In the operation of drinking water installations in hospitals, preventive measures against legionella infection are among the most urgent tasks. This requires targeted and effective procedures, in order to prevent the uncontrolled multiplication and spread of legionella in both the drinking water heating installations and in the hot water distribution network. The relevant obligation and the appropriate specifications are given in the (German) Infection Prevention Act (“Infektionsschutzgesetz”, IfSG), the Foodstuffs and Commodities Act (“Lebensmittel- und Bedarfsgegenständegesetz”, LMBG), the Drinking Water Ordinance (“Trinkwasserverordnung” TrinkwV) and the applicable regulations for the planning, construction and operation of drinking water installations. In existing hot water supply installations, unsuitable conditions such as overdimensioned and intricately ramified pipe networks, heat loss and the sometimes low levels of use of tapping points tend to defy these standards.

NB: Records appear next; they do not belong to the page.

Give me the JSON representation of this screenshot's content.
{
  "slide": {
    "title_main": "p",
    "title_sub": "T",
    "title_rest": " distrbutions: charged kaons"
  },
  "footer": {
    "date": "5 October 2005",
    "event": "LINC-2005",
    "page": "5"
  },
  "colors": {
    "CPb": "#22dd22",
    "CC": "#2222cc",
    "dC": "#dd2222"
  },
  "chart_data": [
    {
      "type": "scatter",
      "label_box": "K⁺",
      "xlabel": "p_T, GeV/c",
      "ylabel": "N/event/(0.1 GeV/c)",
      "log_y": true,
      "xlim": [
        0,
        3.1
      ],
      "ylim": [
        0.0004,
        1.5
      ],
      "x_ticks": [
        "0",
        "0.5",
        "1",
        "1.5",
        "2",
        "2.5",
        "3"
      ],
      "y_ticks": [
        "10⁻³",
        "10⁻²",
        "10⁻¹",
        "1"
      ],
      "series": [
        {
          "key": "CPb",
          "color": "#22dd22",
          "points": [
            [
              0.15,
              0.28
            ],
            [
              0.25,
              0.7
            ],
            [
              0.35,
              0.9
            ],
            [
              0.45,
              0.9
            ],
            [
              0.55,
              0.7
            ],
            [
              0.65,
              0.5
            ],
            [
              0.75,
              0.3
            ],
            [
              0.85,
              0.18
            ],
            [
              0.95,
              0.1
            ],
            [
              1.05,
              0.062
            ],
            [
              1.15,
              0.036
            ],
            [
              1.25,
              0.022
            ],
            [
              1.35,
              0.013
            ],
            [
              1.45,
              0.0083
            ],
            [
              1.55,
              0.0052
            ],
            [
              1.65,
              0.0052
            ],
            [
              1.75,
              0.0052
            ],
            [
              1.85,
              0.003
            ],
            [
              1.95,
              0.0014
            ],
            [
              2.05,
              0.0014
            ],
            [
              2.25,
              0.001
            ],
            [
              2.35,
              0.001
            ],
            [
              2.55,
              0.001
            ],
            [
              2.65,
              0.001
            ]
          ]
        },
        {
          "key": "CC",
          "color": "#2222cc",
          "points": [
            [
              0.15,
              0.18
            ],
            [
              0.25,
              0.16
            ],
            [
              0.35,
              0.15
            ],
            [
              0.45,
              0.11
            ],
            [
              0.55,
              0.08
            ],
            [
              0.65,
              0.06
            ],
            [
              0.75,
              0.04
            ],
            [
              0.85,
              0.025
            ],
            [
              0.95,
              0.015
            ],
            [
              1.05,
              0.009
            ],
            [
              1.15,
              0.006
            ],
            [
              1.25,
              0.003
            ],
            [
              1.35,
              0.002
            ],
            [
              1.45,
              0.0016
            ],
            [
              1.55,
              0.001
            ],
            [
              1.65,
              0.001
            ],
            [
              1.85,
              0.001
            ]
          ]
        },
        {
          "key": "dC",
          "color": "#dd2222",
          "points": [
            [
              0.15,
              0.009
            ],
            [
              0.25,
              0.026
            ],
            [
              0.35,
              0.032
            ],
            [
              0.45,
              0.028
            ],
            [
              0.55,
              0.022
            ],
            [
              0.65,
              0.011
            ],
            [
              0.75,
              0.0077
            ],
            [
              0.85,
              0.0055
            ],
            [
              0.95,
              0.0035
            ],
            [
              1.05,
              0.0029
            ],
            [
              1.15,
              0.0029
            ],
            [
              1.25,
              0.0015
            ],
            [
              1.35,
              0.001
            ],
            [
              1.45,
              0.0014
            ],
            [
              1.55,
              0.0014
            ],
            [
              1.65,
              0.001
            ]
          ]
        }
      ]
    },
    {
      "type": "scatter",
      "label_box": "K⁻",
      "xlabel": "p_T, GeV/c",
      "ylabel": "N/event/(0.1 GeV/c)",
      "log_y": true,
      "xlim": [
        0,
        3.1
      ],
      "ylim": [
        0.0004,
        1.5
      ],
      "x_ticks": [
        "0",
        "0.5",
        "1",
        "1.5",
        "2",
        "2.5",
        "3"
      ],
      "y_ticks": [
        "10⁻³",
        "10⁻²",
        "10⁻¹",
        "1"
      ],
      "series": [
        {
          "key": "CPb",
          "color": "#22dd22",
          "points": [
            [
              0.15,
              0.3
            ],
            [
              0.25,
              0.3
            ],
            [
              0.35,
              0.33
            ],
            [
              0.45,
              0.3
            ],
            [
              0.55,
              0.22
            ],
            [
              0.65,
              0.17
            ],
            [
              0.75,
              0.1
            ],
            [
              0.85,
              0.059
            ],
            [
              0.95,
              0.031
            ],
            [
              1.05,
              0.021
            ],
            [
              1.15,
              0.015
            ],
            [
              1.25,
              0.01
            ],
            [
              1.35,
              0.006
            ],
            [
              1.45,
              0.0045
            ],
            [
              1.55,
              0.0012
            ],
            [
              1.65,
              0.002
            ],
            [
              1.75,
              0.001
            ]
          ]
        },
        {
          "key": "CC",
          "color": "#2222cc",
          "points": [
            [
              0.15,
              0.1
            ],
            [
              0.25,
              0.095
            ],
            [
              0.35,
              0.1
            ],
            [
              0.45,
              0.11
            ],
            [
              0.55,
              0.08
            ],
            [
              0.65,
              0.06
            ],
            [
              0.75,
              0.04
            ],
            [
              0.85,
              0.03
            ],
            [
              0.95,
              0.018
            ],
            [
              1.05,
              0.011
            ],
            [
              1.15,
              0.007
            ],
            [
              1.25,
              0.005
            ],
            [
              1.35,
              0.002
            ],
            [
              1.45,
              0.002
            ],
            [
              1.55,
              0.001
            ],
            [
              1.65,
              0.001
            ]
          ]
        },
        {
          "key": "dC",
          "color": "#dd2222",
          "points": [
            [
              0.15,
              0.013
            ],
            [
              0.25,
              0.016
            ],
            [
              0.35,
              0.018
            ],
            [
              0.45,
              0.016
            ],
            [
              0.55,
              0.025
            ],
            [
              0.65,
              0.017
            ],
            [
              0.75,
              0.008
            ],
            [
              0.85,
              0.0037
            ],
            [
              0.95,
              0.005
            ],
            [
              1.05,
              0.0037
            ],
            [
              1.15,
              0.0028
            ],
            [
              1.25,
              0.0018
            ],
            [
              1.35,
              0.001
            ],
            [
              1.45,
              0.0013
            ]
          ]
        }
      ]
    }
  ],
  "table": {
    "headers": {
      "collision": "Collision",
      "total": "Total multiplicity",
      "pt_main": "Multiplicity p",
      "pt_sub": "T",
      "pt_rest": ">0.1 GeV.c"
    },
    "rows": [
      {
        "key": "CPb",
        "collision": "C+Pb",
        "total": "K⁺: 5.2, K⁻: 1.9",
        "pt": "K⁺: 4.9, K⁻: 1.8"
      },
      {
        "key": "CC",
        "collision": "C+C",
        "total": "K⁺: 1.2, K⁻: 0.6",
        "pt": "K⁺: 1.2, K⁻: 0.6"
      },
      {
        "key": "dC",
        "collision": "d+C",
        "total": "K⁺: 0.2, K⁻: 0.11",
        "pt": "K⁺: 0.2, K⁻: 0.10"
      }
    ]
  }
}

Procedures for the heating of drinking water and its thermal disinfection which heat the drinking water continually to the temperature required for disinfection and include circulation water in this process enable the operator to achieve the necessary operational safety and to protect users from the risk of infection by legionella.

 

Hot water supply to the 13-storey ward building of the University of Munich Hospital’s Großhadern site is kept legionella-free by thermal disinfection.